One school taking in Ukrainian refugee children says it uses the opportunity to give them back some of the control they've lost.
Noel Loftus is principal of St Attracta's National School in Ballaghaderreen.
There are some 24 different nationalities enrolled in the Roscommon primary school.
This includes children from Syria, Afghanistan and now Ukraine.
Mr Loftus told Lunchtime Live this is something they are used to.
"We had been very apprehensive about the challenge ahead of back in 2018, when we were contacted by the Department of Justice and Equality initially in regard to the Syrian children.
"But I have to say that the incredible staff that we have here in the school... the agility they show, the innovation they show in terms of welcoming the children."
He says students from Ukraine are already settling in.
"As we approach into this bank holiday weekend, one of the Ukrainian children had arrived.
"He would have come from a very traumatic context in the last few weeks.
"His home was one of the first bombed because it was close to the airport in Kyiv.
"A child who is very much passionate about music; to see his piano, to see his awards destroyed - and these are stories that they've told us.
"And then to spend four weeks travelling until eventually he found in the safety of Ireland in Ballaghaderreen.
"Rather than put the emphasis on the child from a war-torn country, we put the emphasis and see them as children first.
"So this child, who's now only with us a number of days, is preparing to participate in a concert that's happening in the town here in Ballaghaderreen - a fundraising concert.
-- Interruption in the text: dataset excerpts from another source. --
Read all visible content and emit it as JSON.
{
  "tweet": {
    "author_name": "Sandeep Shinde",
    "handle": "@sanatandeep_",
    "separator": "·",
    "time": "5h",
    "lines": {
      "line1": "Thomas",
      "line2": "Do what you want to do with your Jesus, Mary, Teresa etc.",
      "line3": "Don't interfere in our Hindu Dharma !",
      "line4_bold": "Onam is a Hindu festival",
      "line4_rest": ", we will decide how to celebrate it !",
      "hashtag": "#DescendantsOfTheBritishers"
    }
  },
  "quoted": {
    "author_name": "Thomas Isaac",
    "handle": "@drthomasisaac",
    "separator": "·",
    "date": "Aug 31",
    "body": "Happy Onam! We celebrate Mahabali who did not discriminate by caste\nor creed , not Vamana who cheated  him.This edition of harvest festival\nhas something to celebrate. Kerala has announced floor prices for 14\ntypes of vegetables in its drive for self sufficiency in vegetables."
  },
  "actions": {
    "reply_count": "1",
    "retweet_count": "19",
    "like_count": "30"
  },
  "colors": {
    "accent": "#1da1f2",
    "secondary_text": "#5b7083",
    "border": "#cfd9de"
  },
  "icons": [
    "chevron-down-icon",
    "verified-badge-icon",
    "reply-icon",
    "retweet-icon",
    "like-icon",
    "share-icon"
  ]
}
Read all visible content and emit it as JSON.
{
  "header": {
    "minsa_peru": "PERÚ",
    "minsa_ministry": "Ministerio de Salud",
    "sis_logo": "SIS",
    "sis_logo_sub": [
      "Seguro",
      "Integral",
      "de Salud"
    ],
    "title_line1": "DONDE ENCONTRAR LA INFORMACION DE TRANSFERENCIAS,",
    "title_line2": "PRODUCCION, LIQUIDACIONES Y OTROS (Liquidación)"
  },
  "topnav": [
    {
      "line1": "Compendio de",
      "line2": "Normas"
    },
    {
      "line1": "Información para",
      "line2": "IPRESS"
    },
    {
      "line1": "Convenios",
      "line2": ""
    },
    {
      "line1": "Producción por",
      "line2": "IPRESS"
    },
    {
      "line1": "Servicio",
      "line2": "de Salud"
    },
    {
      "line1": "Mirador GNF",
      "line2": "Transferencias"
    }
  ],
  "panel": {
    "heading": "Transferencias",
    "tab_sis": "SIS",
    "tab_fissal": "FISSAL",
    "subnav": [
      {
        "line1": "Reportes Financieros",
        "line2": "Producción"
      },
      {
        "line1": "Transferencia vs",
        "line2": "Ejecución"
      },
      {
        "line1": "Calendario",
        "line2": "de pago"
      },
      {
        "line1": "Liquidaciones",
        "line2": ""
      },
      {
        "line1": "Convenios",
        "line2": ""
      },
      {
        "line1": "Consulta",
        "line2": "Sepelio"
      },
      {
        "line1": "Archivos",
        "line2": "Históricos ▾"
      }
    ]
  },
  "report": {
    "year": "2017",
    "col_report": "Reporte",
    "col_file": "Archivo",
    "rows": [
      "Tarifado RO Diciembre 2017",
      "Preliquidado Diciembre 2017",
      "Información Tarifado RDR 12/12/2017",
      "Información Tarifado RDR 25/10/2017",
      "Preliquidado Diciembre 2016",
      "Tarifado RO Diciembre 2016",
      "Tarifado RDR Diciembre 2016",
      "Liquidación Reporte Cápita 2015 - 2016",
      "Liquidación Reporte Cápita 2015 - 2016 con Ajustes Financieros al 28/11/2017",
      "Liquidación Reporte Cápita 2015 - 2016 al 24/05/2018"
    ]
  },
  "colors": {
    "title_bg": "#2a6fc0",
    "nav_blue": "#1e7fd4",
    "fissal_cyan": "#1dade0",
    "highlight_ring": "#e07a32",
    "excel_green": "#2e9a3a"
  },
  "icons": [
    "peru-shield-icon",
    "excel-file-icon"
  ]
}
"He will have an opportunity to take back some of that control that has been so much taken from him in his life.
"He'll play, on his piano, a piece he's composed himself for the whole town - and he's really looking forward to it".
And Mr Loftus says they always prepare the children in the school for new students.
"I'd always visit the classrooms of where children are about to arrive... for instance, children from Ukraine are about to arrive.
"Obviously from the media and the coverage it's getting, you don't need to explain the context at all.
"But what we would emphasise is that privacy and not probing, and not asking questions - we'll let the child lead.
"We'd always encourage the children to speak their own languages when they're here in the school, when they're in the schoolyard.
"That's more about the sense of bringing back control".